For more information, see: www.darpa.mil/grandchallenge/index.asp

"Tow Truck" Technology Developed For Satellite Operations In Space

The Naval Research Laboratory's Naval Center for Space Technology has achieved a key milestone in development of autonomous servicing of unaided spacecraft. Working with the Defense Advanced Research Projects Agency (DARPA), NRL has tested and ground-demonstrated guidance and control algorithms for a robotic servicing vehicle to autonomously rendezvous and dock with customer satellites not pre-designed for docking. As part of the Front-end Robotics Enabling Near-term Demonstration (FREND) effort, the DARPA/NRL team is advancing the state-of-the-art in spacecraft autonomous rendezvous and grappling, offering "tow-truck" service to nearly every satellite currently, or soon to be, in space. This service offers potential for satellites to operate longer, to be salvaged if they are in an inoperable orbit, to be transferred to a new orbital position if they are unable to make that transit on their own, and has a capability for making certain orbital regimes safer by transferring derelict spacecraft or space debris into graveyard orbits.

Full-scale laboratory demonstrations have now been successfully completed, proving that reliable autonomous grapple of spacecraft hardware is feasible. The NRL team has accomplished autonomous grapples using a one-meter-long research grade robot arm, custom developed flight traceable control algorithms, research grade machine vision cameras, prototype grappling mechanisms, and flight traceable processors.

For more information, see: www.nrl.navy.mil/pressRelease.php?Y=2007&R=47-07r

NASA And NIH Partner For Space-Based Health Research

On Sept. 12, NASA and the National Institutes of Health signed a memorandum of understanding designed to help American researchers use the International Space Station to answer questions about human health and diseases. The pact signals to researchers the availability of a remarkable platform on which to conduct experiments.

"The congressional designation as a national laboratory underscores the significance the American people place on the scientific potential of the space station," NASA Administrator Michael Griffin explained. "Not only will the station help in our efforts to explore the moon, Mars and beyond, its resources also can be applied for a much broader purpose - improving human health."

For more information, see: www.nasa.gov/home/hqnews/2007/sep/HQ_07190_NASA_NIH_MOU.html

U.S. Regains Lead In Neutron Science

The Spallation Neutron Source, the Department of Energy's $1.4 billion research facility at Oak Ridge National Laboratory, has established a new record as the world's most powerful accelerator based source of neutrons for scientific research.
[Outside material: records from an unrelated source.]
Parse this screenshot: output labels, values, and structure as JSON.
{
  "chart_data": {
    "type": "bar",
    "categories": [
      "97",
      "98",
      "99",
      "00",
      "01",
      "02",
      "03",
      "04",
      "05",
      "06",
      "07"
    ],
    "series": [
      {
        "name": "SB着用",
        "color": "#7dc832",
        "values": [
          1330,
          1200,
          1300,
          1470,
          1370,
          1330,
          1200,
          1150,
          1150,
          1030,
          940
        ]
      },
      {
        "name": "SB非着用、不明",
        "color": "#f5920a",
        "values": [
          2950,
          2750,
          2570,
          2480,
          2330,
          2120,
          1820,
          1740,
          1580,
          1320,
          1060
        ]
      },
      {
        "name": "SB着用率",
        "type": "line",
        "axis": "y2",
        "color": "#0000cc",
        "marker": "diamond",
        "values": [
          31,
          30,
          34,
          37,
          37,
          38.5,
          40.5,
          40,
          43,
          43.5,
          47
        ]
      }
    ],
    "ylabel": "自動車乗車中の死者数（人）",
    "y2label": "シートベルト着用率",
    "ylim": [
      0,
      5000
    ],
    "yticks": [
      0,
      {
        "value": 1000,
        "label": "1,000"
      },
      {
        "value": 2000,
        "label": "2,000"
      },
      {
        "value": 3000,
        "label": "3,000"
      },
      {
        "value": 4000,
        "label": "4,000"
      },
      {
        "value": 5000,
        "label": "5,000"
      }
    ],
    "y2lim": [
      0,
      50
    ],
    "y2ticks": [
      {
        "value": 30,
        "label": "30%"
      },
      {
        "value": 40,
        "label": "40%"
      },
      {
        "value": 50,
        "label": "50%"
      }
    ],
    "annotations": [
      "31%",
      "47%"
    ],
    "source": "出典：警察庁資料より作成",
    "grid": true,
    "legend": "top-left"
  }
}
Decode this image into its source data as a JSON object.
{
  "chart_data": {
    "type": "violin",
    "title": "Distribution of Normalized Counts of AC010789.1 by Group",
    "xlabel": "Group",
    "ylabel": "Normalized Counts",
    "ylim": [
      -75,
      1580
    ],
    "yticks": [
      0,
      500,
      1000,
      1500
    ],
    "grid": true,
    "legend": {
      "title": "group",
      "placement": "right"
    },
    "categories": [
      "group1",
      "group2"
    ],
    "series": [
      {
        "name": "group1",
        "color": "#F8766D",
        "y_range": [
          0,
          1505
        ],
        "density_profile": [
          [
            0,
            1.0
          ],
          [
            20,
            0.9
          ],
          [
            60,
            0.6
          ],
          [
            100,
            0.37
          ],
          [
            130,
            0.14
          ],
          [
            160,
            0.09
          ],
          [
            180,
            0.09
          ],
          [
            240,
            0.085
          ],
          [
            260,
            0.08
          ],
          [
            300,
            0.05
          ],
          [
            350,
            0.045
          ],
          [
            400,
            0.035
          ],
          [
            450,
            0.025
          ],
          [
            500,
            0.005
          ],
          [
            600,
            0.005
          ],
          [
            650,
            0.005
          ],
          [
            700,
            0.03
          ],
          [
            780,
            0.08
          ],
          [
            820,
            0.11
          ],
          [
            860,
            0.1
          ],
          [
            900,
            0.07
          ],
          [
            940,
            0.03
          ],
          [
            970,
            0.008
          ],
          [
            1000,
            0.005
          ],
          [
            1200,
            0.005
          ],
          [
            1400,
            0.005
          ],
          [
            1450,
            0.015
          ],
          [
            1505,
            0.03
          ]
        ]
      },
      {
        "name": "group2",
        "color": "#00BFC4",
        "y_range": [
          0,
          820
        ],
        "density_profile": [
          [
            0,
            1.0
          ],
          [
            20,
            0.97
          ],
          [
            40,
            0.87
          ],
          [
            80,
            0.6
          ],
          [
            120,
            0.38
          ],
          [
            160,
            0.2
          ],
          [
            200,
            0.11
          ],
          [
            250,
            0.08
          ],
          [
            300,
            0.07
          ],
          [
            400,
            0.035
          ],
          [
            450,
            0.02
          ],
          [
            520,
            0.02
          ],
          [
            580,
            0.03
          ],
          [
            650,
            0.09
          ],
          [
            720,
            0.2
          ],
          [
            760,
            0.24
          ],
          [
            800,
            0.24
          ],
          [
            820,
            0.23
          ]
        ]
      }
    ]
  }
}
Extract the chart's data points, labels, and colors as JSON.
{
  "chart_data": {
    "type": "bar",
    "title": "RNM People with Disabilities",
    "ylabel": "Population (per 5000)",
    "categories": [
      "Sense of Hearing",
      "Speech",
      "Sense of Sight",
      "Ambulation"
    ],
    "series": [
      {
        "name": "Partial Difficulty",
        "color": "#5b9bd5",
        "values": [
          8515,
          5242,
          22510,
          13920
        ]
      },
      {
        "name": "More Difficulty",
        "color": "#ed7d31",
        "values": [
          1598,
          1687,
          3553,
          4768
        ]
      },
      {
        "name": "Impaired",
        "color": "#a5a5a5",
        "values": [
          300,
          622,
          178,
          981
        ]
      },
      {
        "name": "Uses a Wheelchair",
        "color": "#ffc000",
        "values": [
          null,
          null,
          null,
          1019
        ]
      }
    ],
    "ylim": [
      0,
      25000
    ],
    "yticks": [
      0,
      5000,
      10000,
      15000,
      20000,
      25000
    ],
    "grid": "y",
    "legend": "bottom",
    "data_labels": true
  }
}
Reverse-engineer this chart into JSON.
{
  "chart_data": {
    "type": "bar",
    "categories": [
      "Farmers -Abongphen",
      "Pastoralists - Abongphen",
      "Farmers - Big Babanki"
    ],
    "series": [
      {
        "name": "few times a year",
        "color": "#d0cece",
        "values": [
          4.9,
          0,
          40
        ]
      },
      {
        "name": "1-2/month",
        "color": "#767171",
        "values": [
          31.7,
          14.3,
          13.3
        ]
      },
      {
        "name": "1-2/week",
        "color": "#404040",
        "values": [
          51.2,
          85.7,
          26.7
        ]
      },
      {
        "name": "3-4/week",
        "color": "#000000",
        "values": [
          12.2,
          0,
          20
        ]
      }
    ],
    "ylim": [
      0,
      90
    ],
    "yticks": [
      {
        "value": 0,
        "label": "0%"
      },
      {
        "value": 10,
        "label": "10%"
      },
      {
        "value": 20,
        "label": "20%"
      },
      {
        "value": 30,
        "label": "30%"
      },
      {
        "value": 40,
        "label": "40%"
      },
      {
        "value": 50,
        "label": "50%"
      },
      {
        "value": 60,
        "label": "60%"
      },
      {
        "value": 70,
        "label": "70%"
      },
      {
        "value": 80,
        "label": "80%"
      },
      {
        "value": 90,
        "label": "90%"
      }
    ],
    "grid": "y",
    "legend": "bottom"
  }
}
The SNS surpassed the previous record of 160 kilowatts for beam power, held by the United Kingdom's ISIS facility, while operating at 183 kilowatts. As the SNS ramps up toward an eventual 1.4 megawatts of power, the beams will produce up to 10 times more neutrons than any existing pulsed neutron source. The SNS's re-establishment of the United States' leadership in neutron scattering means that now many of the world's top researchers will be coming to Tennessee to conduct groundbreaking research.